Both women and men can be infected with the virus, regardless of age. It’s estimated that up to 80% of the population will come into contact with HPV during their lifetime, and vaccination is the only effective method to fight it. However, despite the fact that, as indicated in the report “Polish Women and Men and Diseases and Health,” the majority of Poles (85%) would want to get vaccinated against cancer if a vaccine were available, their interest in the HPV vaccine is not reflected. Only half of the respondents had heard of this vaccine, and 22% said they wouldn’t want to avail themselves of it.

“The problem of why we don’t get vaccinated is very broad and applies to vaccinations in general, not just HPV vaccination. It’s definitely related to education,” notes Prof. Sobierajski.

Among those who declared they wouldn’t want to get vaccinated against HPV or those who weren’t sure if they wanted to, the most common reasons were insufficient knowledge about vaccination (29%) or HPV itself (25%), as well as concerns about adverse vaccine reactions (21%).

“If I know that a certain percentage of people have no idea what the HPV virus is, then talking about vaccination makes no sense because there’s a lack of educational basis. We need to educate our target group about vaccination first, so that the vaccination can gain acceptance,” evaluates Dr. Monika Wanke-Rytt.

Currently, HPV vaccination is recommended during adolescence, before the first contact with the virus, which often occurs during sexual activity. Since June 2023, free, recommended but not mandatory HPV vaccinations have been available for girls and boys aged 11 to 14 in Poland. However, this is not just a pediatric vaccination. According to the latest recommendations, it can be administered to all adults, even mature adults, who are sexually active.

“We have two vaccines on the market: a bivalent one protecting against two viruses and a nine-valent one, which protects against nine HPV viruses. These two vaccines are part of the vaccination program for specific birth cohorts. After reaching the age that allows us to get vaccinated for free, we can still get vaccinated, but then the cost and reimbursement rules change,” explains Dr. Wanke-Rytt.

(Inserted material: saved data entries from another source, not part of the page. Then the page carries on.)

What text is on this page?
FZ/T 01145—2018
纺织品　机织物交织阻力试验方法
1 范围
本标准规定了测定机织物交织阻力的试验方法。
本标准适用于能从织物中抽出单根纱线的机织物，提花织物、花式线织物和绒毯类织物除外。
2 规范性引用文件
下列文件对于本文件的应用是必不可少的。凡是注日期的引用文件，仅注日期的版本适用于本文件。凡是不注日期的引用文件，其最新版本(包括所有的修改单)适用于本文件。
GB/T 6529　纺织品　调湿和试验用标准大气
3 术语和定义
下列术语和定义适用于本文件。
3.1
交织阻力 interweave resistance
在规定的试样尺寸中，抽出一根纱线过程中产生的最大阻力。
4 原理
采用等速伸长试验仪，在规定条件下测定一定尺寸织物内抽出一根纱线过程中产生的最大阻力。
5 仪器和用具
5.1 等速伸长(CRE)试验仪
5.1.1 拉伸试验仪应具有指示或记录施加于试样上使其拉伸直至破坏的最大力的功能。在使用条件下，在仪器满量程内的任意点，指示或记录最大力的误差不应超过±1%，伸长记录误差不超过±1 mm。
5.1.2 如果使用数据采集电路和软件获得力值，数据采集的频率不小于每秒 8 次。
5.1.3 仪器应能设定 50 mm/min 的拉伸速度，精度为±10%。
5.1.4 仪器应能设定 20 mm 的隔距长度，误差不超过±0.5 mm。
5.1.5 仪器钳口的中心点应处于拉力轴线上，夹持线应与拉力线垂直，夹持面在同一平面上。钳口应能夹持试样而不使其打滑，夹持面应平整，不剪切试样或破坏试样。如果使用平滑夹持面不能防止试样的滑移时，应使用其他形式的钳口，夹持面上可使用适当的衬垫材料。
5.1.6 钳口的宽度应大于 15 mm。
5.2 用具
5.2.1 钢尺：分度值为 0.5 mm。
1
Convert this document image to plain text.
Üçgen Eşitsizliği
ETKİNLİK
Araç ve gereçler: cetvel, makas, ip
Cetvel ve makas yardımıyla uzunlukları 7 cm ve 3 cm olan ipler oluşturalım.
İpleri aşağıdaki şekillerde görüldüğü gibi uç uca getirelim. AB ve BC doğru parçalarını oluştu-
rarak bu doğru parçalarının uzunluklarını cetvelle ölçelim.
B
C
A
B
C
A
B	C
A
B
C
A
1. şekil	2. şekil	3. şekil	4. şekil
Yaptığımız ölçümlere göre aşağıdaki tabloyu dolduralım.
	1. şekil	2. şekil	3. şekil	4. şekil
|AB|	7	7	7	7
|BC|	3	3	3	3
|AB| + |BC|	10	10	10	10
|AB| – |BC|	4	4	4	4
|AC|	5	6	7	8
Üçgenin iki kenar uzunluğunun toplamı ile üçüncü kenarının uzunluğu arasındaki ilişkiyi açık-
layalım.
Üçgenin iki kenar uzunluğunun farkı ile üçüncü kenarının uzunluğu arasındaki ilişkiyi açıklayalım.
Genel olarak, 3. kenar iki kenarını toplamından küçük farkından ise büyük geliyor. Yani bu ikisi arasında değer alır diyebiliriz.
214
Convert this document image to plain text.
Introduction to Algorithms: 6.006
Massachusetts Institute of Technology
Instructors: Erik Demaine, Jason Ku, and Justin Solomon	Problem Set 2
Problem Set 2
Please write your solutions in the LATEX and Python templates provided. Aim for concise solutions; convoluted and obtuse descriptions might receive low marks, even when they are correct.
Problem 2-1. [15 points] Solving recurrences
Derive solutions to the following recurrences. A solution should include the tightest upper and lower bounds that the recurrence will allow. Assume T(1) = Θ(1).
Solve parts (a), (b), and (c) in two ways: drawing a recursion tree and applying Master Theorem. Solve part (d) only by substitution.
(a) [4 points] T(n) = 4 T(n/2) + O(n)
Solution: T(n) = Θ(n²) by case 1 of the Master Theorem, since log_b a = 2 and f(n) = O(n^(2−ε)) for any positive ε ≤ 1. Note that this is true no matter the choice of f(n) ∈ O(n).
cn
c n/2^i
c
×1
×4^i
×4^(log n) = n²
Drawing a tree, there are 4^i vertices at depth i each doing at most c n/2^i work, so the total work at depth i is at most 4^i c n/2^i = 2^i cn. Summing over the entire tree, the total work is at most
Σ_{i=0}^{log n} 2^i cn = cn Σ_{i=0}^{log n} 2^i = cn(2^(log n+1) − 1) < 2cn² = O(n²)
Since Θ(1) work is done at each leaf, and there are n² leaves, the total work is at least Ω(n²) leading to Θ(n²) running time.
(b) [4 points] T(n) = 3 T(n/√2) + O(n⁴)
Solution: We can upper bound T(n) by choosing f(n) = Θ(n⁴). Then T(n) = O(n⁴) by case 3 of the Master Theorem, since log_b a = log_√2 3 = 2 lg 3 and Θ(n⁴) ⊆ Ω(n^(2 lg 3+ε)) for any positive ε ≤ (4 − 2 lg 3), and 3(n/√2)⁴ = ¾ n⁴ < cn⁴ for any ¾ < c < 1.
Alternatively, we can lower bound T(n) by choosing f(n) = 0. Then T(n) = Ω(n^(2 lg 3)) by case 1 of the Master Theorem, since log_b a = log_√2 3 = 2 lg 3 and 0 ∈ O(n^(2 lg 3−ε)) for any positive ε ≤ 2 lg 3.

So far, only about 22% of eligible teenagers have benefited from free vaccinations under the program. For comparison, in Belgium, up to 93% of children are vaccinated, and in Spain, it’s about 80%. In Australia, where universal vaccination began over 20 years ago, cancers caused by HPV may soon be completely eradicated. In Poland, according to the assumptions of the National Oncological Strategy, at least 60% of the target population should be vaccinated by the end of 2028.

“We were the last country in the European Union to introduce reimbursed HPV vaccinations. Fortunately, since last year, they have been available, albeit for a limited group of 11-, 12-, and 13-year-olds, depending on the birth cohort, but this is of great importance. We know that the more reimbursed vaccinations are, the greater the willingness to get vaccinated,” explains Dr. Sobierajski.

According to experts, the willingness to get vaccinated could also be increased by facilitating the organization of the entire process. Currently, work is underway to introduce universal HPV vaccination in schools.

“Less than 15% of Primary Health Care Units (POZ) even offer HPV vaccination because the process of ordering and occupying slots in vaccination centers was so complicated that it simply didn’t pay off for clinics. For example, a POZ must demonstrate that a specific day is for HPV vaccinations and cannot schedule other patients on that day, which blocks access to healthcare,” explains the WUM expert.